Multi-Agent Systems¶
The pattern above applies to single-model deployments. For systems where multiple agents communicate, delegate, and act autonomously, the MASO Framework extends these controls with additional requirements.
| MASO Component | What It Adds | Implementation Guidance |
|---|---|---|
| Inter-agent message bus security | Signed messages, source tagging, injection detection between agents | Integration Guide |
| Non-Human Identity per agent | Unique credentials, scoped permissions, no transitive authority | Identity & Access Controls |
| LLM-as-Judge for agent outputs | Independent evaluation before cross-agent actions | Execution Control |
| Epistemic integrity | Hallucination chain detection, provenance tagging, uncertainty preservation | Prompt, Goal & Epistemic Integrity |
| Kill switch architecture | Independent observability agent with system-wide emergency stop | Observability Controls |
Framework-specific patterns for LangGraph, AutoGen, CrewAI, and AWS Bedrock Agents are in the Integration Guide.
Recommendations¶
- Start with managed services (Bedrock Guardrails, Azure Content Filtering) before building custom.

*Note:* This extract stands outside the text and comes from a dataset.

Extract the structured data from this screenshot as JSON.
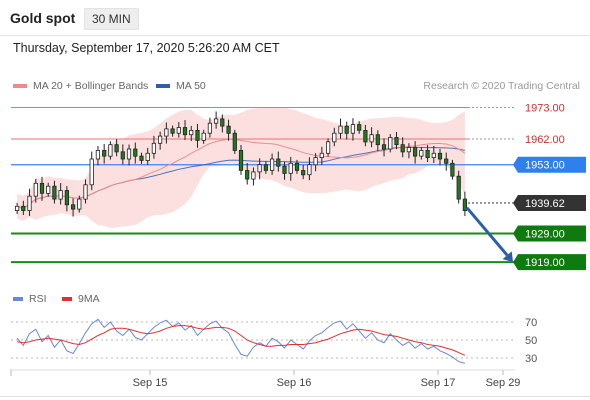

- Use existing libraries rather than writing regex patterns from scratch.
- Test against real attacks—see OWASP LLM Top 10 for attack categories.
- Plan for false positives—overly aggressive filters frustrate users.
- Keep humans in the loop—automated systems miss edge cases.
AI Runtime Behaviour Security, 2026 (Jonathan Gill).